Of total 119 sugar mills in UP, the private sector account for the majority of 94 units, followed by 24 cooperative sugar factories and one plant of UP State Sugar Corporation Limited (UPSSCL).
Patodia, however, underlined there was some lack of clarity in environmental parameters for the sugar industry, which needed to be resolved, since now state sugar mills are also foraying into ethanol production to expand their product portfolio.
“We are ready to invest more in our plants and have even proposed to set up a state of art testing laboratory under the aegis of UPSMA, and to be accredited and operated in collaboration with the Central Pollution Control Board (CPCB) and UP Pollution Control Board (UPPCB),” he told Business Standard on sidelines of a workshop on the topic of UP sugar industry and environment.
Addressing the workshop, Patodia said the state sugar industry would also prepare its own operational protocols on the lines of cement and paper industries, for conforming to the changing environmental and pollution norms.
He maintained sugar sector played a vital role in the state’s rural economy and that the industry was willing to do everything possible to ensure that it does not contaminate water bodies.

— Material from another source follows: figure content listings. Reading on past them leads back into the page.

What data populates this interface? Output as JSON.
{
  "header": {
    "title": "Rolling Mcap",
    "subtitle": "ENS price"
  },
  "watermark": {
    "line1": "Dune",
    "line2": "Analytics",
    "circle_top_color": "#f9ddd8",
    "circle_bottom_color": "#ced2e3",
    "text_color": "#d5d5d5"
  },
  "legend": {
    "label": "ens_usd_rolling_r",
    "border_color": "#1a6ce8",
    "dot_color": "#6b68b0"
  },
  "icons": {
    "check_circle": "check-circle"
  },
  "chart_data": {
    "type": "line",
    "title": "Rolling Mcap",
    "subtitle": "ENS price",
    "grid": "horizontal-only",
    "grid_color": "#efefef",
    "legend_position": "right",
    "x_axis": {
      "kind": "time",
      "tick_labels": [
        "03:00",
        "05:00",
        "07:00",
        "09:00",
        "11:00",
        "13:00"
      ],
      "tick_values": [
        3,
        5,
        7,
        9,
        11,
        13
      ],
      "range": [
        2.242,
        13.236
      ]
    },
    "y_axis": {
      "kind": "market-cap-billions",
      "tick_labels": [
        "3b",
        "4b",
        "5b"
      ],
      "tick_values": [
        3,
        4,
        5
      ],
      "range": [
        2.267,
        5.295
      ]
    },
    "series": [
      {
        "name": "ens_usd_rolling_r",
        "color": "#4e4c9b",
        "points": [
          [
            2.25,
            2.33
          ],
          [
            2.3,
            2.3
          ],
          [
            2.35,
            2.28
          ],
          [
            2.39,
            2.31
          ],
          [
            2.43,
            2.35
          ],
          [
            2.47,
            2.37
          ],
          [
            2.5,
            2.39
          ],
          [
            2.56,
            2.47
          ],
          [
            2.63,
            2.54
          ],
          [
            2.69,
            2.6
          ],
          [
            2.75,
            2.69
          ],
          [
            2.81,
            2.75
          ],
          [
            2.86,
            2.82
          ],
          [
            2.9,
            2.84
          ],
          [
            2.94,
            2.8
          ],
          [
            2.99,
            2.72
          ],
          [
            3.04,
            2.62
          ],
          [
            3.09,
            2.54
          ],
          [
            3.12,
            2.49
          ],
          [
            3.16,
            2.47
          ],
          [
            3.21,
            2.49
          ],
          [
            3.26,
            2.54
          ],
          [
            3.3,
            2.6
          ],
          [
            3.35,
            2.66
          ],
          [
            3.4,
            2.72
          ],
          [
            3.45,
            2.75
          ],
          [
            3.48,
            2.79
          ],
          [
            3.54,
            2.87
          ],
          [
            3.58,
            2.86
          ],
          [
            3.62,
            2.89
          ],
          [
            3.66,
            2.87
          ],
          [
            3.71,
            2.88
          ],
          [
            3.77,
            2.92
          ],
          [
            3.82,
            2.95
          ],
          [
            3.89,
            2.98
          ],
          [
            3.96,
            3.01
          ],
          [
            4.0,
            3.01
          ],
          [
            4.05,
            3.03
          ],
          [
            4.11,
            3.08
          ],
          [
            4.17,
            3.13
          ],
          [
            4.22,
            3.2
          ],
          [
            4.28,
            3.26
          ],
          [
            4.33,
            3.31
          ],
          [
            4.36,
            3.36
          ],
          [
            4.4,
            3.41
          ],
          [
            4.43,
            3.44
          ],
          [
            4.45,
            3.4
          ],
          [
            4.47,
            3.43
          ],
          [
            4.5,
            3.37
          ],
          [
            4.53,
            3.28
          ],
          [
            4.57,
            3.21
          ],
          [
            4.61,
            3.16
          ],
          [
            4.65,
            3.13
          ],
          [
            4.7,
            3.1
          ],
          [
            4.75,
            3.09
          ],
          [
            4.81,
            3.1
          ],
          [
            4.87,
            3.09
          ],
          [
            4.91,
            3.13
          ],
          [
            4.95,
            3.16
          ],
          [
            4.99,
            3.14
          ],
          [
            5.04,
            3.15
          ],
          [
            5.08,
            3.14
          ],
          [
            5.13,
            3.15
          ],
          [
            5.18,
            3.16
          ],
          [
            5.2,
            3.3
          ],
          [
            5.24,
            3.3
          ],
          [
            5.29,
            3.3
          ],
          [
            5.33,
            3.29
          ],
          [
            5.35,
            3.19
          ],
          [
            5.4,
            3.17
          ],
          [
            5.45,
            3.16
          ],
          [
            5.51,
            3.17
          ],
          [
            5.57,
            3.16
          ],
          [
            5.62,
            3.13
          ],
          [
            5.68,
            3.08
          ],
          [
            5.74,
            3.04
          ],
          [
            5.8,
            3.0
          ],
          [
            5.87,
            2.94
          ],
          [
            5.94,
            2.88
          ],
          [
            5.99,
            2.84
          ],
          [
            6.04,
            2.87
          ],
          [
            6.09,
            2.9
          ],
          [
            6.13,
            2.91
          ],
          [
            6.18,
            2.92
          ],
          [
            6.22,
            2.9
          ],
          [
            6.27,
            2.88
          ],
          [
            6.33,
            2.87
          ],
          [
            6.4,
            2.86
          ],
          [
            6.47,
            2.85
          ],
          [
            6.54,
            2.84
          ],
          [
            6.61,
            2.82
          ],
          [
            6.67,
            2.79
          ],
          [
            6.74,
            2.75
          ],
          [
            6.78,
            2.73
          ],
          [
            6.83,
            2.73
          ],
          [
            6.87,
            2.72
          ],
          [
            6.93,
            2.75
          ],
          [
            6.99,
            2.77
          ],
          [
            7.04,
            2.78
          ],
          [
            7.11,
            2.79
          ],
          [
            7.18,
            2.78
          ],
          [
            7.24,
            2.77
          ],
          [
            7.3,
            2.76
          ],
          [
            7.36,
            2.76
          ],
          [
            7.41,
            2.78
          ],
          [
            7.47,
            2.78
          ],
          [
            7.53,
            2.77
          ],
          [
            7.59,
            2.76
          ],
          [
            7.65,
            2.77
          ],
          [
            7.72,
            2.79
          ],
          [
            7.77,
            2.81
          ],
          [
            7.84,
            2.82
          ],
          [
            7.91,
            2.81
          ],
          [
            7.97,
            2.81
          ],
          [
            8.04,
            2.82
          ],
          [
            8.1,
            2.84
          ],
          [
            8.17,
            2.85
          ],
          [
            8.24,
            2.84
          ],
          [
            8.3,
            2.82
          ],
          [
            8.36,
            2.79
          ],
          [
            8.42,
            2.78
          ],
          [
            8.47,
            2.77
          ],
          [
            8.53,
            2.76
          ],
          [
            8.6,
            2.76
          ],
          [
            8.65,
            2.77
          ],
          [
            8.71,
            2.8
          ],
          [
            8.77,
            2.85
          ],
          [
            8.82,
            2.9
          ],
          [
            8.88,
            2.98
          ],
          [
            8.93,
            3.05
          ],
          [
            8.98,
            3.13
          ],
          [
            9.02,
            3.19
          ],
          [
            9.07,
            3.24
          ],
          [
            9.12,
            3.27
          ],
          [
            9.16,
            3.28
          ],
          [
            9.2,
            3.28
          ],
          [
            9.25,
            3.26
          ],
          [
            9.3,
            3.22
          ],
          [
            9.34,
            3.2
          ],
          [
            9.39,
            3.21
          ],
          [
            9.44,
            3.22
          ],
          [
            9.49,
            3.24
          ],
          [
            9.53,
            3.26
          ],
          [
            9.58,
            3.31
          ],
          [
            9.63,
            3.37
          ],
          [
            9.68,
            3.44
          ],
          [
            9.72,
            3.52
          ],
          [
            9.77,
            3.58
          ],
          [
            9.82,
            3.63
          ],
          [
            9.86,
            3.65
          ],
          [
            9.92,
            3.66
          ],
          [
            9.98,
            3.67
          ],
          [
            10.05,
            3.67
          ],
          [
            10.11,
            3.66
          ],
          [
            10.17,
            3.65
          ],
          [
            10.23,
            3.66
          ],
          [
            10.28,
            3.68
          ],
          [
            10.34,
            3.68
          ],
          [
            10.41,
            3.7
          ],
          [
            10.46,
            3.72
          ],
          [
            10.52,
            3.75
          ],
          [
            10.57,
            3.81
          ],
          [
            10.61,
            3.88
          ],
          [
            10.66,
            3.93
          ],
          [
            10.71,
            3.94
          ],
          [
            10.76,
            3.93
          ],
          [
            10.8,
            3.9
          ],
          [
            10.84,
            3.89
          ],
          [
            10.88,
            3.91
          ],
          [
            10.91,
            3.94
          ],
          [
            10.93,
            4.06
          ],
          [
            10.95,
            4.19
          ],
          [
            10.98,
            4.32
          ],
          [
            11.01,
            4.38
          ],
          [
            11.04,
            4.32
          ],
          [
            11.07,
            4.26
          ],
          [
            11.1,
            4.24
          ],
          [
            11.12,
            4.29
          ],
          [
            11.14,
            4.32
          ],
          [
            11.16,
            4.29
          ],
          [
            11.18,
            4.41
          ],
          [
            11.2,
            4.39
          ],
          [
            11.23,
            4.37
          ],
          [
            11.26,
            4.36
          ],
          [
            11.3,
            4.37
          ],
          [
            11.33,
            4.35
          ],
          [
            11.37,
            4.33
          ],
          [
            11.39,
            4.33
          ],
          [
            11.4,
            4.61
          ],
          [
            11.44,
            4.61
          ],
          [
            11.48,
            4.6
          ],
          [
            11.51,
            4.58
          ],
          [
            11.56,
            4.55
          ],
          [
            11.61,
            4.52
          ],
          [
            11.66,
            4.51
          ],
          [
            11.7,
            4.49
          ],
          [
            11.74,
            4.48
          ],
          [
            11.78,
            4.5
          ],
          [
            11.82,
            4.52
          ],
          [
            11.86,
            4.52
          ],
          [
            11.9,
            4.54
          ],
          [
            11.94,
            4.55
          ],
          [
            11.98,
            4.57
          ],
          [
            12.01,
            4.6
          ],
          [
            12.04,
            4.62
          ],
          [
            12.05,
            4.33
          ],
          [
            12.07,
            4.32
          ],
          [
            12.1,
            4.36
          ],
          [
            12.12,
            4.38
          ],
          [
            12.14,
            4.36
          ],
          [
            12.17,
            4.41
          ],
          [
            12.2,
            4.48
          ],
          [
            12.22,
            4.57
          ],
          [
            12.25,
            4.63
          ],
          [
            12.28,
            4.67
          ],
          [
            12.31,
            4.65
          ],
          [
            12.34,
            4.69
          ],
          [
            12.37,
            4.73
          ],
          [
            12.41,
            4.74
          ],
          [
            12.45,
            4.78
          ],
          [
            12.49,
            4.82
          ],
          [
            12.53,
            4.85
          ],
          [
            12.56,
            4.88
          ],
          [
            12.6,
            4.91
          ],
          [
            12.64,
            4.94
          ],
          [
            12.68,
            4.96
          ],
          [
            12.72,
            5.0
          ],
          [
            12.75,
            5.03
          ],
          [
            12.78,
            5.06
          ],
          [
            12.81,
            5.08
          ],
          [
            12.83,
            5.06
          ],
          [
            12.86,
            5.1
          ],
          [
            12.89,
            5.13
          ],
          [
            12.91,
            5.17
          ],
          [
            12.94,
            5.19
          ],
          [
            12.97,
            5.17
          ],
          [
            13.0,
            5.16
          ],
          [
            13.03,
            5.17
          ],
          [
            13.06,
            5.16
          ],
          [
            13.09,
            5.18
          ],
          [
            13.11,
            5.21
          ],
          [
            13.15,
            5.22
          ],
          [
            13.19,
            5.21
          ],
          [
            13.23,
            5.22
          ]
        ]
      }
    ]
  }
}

Meanwhile, CPCB additional director Ajit Vidyarthi said the central green regulator had identified about 49 UP sugar mills, situated in the periphery of river Ganga and its tributaries, for pollution control audit during the coming crushing season, which is expected to begin towards the end of October or first week of November.
He urged state sugar industry to institutionalise a mechanism of self-reporting and self-certification for conforming to pollution control norms. “Going forward, the prosecution in cases of flouting of norms would only get tougher and therefore the industry should start the process of self-compliance from this crushing season,” he noted.
CPCB has mandated UP sugar industry to prepare its action plan towards attaining zero effluent status, including filing an affidavit of conforming to pollution norms, instituting an environmental cell, hiring trained technicians/analysts, self reporting, creating a strict surveillance system etc.
Meanwhile, UP sugar mills carry farmers’ outstanding of nearly Rs 4,800 crore pertaining to the previous 2018-19 crushing season, of which the private sector alone owe the bulk of about Rs 4,500 crore, followed by cooperate units with Rs 300 crore of dues.